Wednesday, February 8, 2012

Greece protesters vent anger as EU ups pressure



Riot policemen stand guard as they clash with protesters trying to enter the parliament
AFP - Angelos Tzortzinis

Greeks angered at salary and pension cuts being imposed on their country burned a German flag on Tuesday as Prime Minister Lucas Papademos pushed ahead of a make or break talks on a bailout.

With the country in the grips of a general strike, scuffles broke out on Syntagma Square in central Athens where thousands of protesters braved rain to vent their anger at the EU and International Monetary Fund and at what they saw as a hard line spearheaded by Germany.

A group of nationalist protesters burned a German flag and began to set fire to one that showed the Nazi swastika, before riot police swooped in.

The country is rapidly running out of time to agree new budget action and to conclude a debt write-off with banks needed to secure a second rescue package and avoid default in about six weeks' time.

Papademos, caught between conflicting pressures for the soul and solvency of the nation, was to resume key meetings later in the day that could see a deal done by as soon as Wednesday.

The prime minister was set to meet Charles Dallara, head of the Institute of International Finance and chief representative in the debt write-off negotiations that aim to cut 100 billion euros ($130 billion) off Greece's debt, at 1630 GMT, his office said.
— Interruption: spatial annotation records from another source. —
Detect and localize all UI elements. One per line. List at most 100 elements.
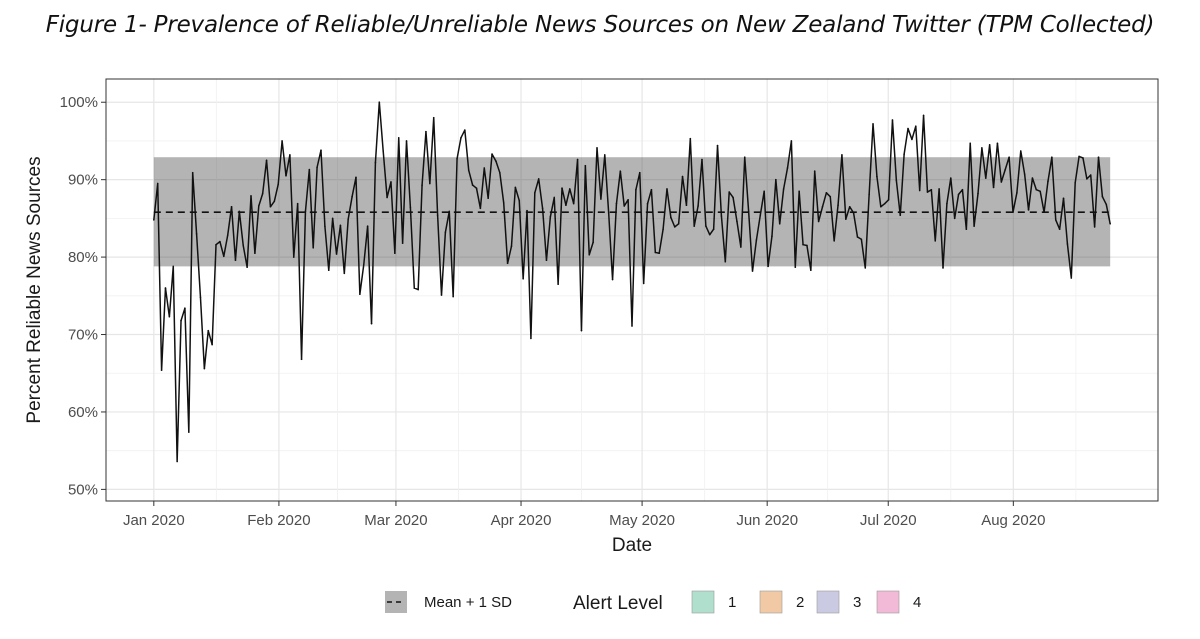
data-point <box>1082 157 1084 159</box>
data-point <box>483 167 486 169</box>
panel-border <box>105 78 1159 502</box>
data-point <box>1058 228 1061 231</box>
legend-alert-2-label: 2 <box>796 594 804 611</box>
data-point <box>261 192 264 195</box>
data-point <box>304 210 307 213</box>
data-point <box>394 252 396 255</box>
data-point <box>883 202 886 205</box>
data-point <box>833 240 835 242</box>
data-point <box>1101 195 1104 198</box>
data-point <box>1097 156 1100 159</box>
data-point <box>942 267 944 269</box>
data-point <box>1043 211 1045 213</box>
data-point <box>887 198 890 201</box>
x-tick-label: Jan 2020 <box>123 512 185 529</box>
grid <box>106 79 1158 501</box>
data-point <box>327 269 330 272</box>
data-point <box>572 202 575 205</box>
data-point <box>265 159 268 162</box>
data-point <box>222 255 225 258</box>
data-point <box>953 217 956 220</box>
data-point <box>775 178 777 181</box>
data-point <box>576 158 579 161</box>
data-point <box>549 216 552 218</box>
data-point <box>502 202 505 204</box>
data-point <box>914 125 917 128</box>
data-point <box>557 283 559 285</box>
data-point <box>382 150 384 152</box>
legend-alert-title: Alert Level <box>573 593 663 614</box>
data-point <box>432 116 435 119</box>
data-point <box>747 210 750 213</box>
data-point <box>172 265 175 268</box>
data-point <box>615 202 618 205</box>
data-point <box>965 228 968 231</box>
data-point <box>705 225 707 227</box>
data-point <box>627 198 629 201</box>
data-point <box>1035 188 1038 191</box>
data-point <box>934 240 937 242</box>
x-tick-label: Apr 2020 <box>491 512 552 529</box>
data-point <box>911 138 913 141</box>
data-point <box>413 287 416 289</box>
data-point <box>234 259 237 261</box>
data-point <box>763 190 765 193</box>
data-point <box>292 256 295 258</box>
data-point <box>456 157 458 160</box>
data-point <box>296 202 299 205</box>
data-point <box>1066 243 1069 245</box>
data-point <box>607 212 610 214</box>
data-point <box>1062 197 1065 200</box>
plot-panel <box>106 79 1158 501</box>
data-point <box>479 207 482 210</box>
data-point <box>491 153 493 155</box>
data-point <box>378 101 381 104</box>
data-point <box>813 170 816 172</box>
data-point <box>207 329 210 332</box>
data-point <box>211 343 213 346</box>
data-point <box>584 164 587 167</box>
data-point <box>631 325 633 327</box>
data-point <box>1012 211 1014 213</box>
data-point <box>184 307 186 309</box>
y-tick-label: 60% <box>68 404 98 421</box>
data-point <box>452 295 454 298</box>
data-point <box>600 198 602 200</box>
data-point <box>720 215 723 217</box>
data-point <box>619 170 622 172</box>
data-point <box>320 149 322 152</box>
data-point <box>331 217 334 220</box>
data-point <box>685 204 688 207</box>
legend-alert-4-swatch <box>876 590 900 614</box>
data-point <box>250 195 252 197</box>
data-point <box>592 241 594 244</box>
data-point <box>697 205 699 207</box>
data-point <box>246 266 248 268</box>
legend-alert-3-swatch <box>816 590 840 614</box>
data-point <box>1023 173 1026 176</box>
data-point <box>580 329 583 332</box>
data-point <box>716 144 719 147</box>
data-point <box>324 225 326 227</box>
data-point <box>740 246 742 248</box>
data-point <box>771 235 773 237</box>
data-point <box>767 265 769 268</box>
data-point <box>1047 180 1049 183</box>
data-point <box>588 253 591 256</box>
data-point <box>603 154 606 156</box>
data-point <box>743 156 746 159</box>
data-point <box>638 171 641 174</box>
data-point <box>534 192 536 194</box>
data-point <box>568 188 571 190</box>
data-point <box>1039 190 1042 193</box>
x-tick-label: May 2020 <box>609 512 675 529</box>
data-point <box>981 147 983 149</box>
data-point <box>1016 192 1018 194</box>
data-point <box>164 287 167 289</box>
data-point <box>464 129 466 131</box>
data-point <box>984 177 987 179</box>
data-point <box>191 171 194 174</box>
data-point <box>810 269 812 272</box>
data-point <box>487 197 489 200</box>
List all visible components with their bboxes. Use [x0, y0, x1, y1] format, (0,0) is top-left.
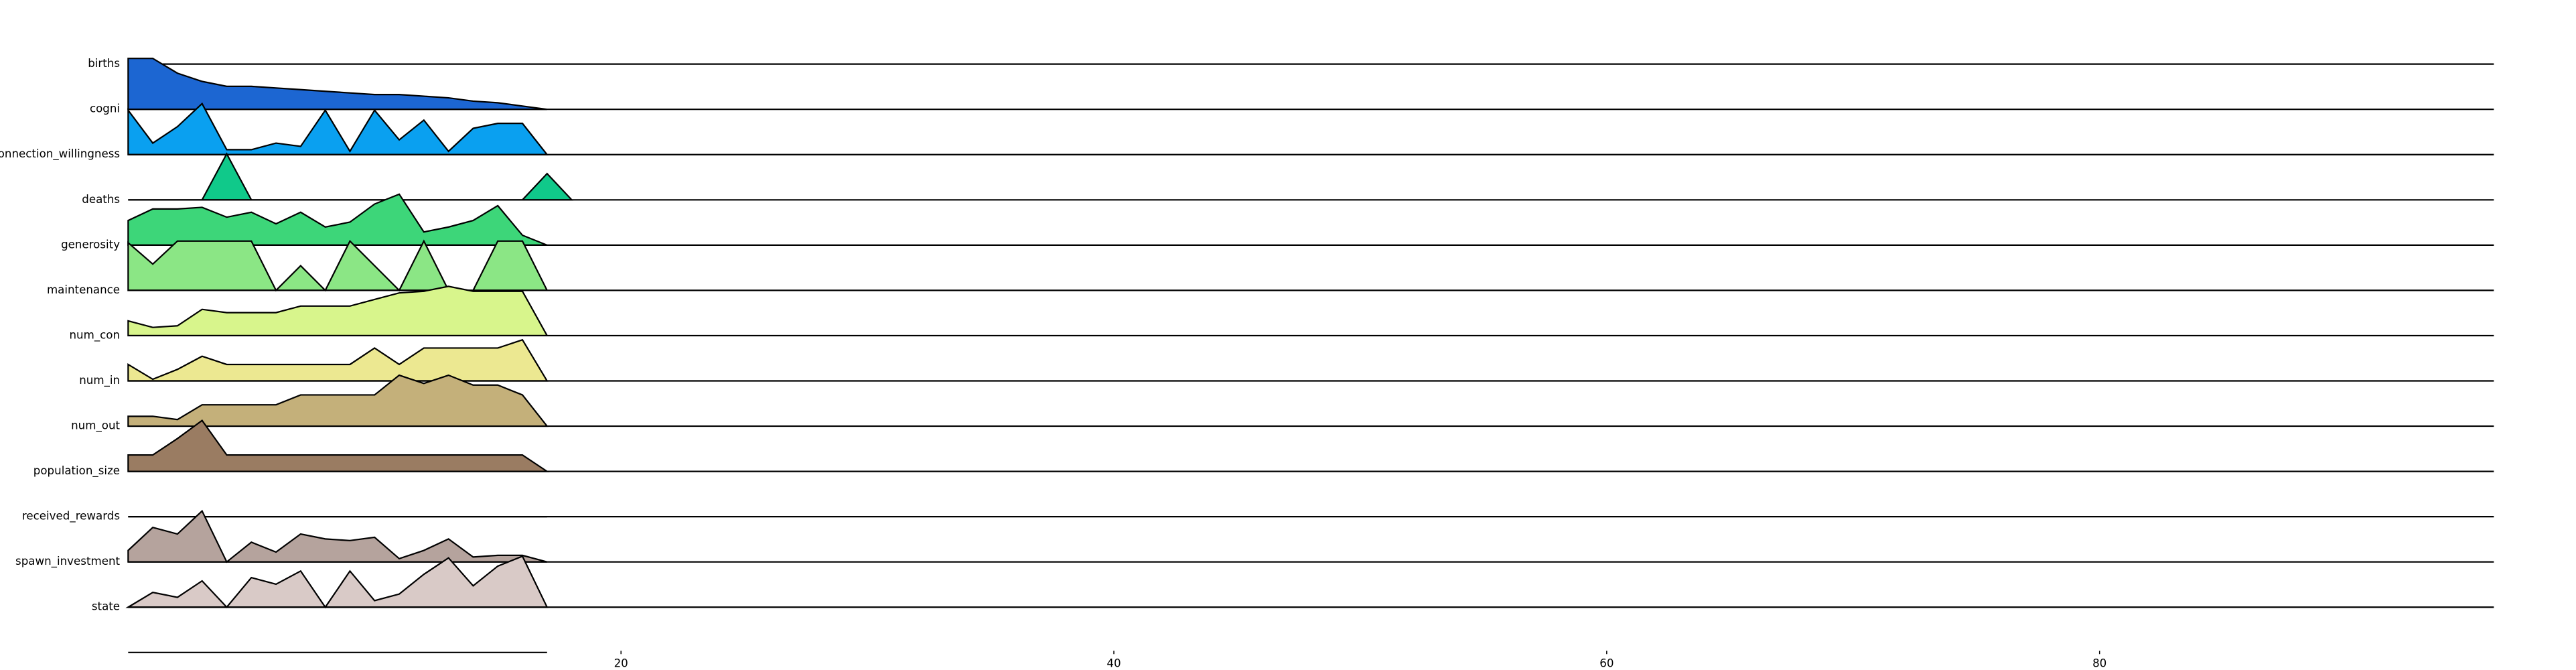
ridge-area	[127, 193, 548, 246]
row-label: deaths	[82, 193, 120, 206]
row-label: generosity	[61, 238, 120, 251]
ridge-area	[127, 509, 548, 563]
ridge-area	[127, 102, 549, 155]
row-label: population_size	[33, 464, 120, 478]
row-label: spawn_investment	[15, 555, 120, 568]
x-tick-label: 20	[614, 657, 628, 669]
ridge-area	[125, 555, 549, 609]
row-label: connection_willingness	[0, 147, 120, 161]
ridge-area	[127, 58, 547, 111]
ridge-area	[127, 419, 550, 472]
x-tick-label: 80	[2092, 657, 2106, 669]
ridge-area	[128, 152, 574, 201]
row-label: num_out	[71, 419, 120, 433]
ridge-area	[127, 285, 549, 337]
row-label: num_con	[69, 328, 120, 342]
ridge-area	[127, 239, 549, 292]
row-label: cogni	[90, 103, 120, 115]
x-tick-label: 60	[1599, 657, 1614, 669]
ridge-area	[127, 374, 549, 427]
row-label: num_in	[79, 374, 120, 387]
row-label: received_rewards	[22, 510, 120, 523]
x-tick-label: 40	[1106, 657, 1121, 669]
row-label: maintenance	[47, 283, 120, 296]
row-label: state	[92, 600, 120, 613]
ridge-area	[127, 338, 549, 382]
row-label: births	[88, 57, 120, 70]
Then Papademos was set for another round of talks with heads of the Greek socialist, conservative and far-right parties that form his unwieldy coalition and reach agreement on the tough conditions attached to a bailout loan package worth 130 billion euros.

"The final text of the memorandum negotiated between the government and the troika is being finalised and sent to the chiefs of the three (coalition) parties," an official in Papademos' office said.

"After meeting with the heads of the parties, we hope to be able to publish a document" listing the measures the Greek government pledges to undertake and which the party chiefs support, the official added.

Athens is under intense pressure from European Union leaders, with talk of an exit by Greece from the eurozone no longer taboo.

Earlier on Tuesday, European Commission Vice President Neelie Kroes was quoted as saying that it was "not a train crash if someone leaves the eurozone".

But EU Commission President Jose Manuel Barroso stressed that Greece's place was in the eurozone.

"We want Greece in the euro," Barroso told reporters in Brussels.

Greece must pay back 14.5 billion euros in bonds due March 20 or default, which could roil the 17-nation eurozone and undercut a global economic recovery.

An EU diplomatic source suggested all was not lost and that negotiators hoped talks would be wrapped up by Wednesday.

The EU source said that eurozone finance ministers had been asked to be on standby for talks, probably via teleconference, late on Wednesday or Thursday.

Before the scuffles in Athens, demonstrators marched under banners that read: "No to public sector layoffs!", "No to cutting the minimum wage!"

"We're here because we'll be among the first in the next batch of 15,000 to be laid off," said Vassilis Bakalis, 34, a curator at the Byzantine and Christian Museum in Athens.

Schools, ministries, hospitals and banks operated with skeleton services. Commuters using buses and metros faced major delays in Athens. Air travel was expected to be unaffected however.

Yiannis Panagopoulos, leader of the GSEE union, has described the measures, aimed at slashing salaries further by 20-30 percent, as a "death sentence" for the country.

Greek media also gave voice to the anguish.

"Sacrifices with salary and pension cuts," the daily Ethnos said. Daily Kathimerini wrote the country was being choked by "Merkel and Sarkozy", referring to the German and French leaders who have talked tough towards Athens in recent days.

In Paris on Monday, German Chancellor Angela Merkel and French President Nicolas Sarkozy ramped up the pressure on Athens.

Merkel warned that Greece would receive no more EU aid until Athens reaches a deal with the EU, European Central Bank (ECB) and IMF on more spending cuts and reforms.

Banks, insurance companies and private institutional investors are first being asked to write off about half of the 200 billion euros' worth of Greek government debt they hold to cut the country's total debt burden down to what is seen as a sustainable level of 120 percent of GDP in 2020 from 160 percent at present.

Eurogroup chief Jean-Claude Juncker lent support on Tuesday to a French-German proposal to set aside part of bailout funds for Greece in a special account in order to repay its bonds.

He said in remarks to Berlin's RBB Inforadio that "the idea to try to ensure that our Greek friends also pay back their debts by means of a special account is not an absurd one."

Greece, which has been shut out from raising long-term debt on the markets, raised 812.5 million euros in six-month debt paying 4.86-percent interest, a slightly lower rate than in a similar auction a month before.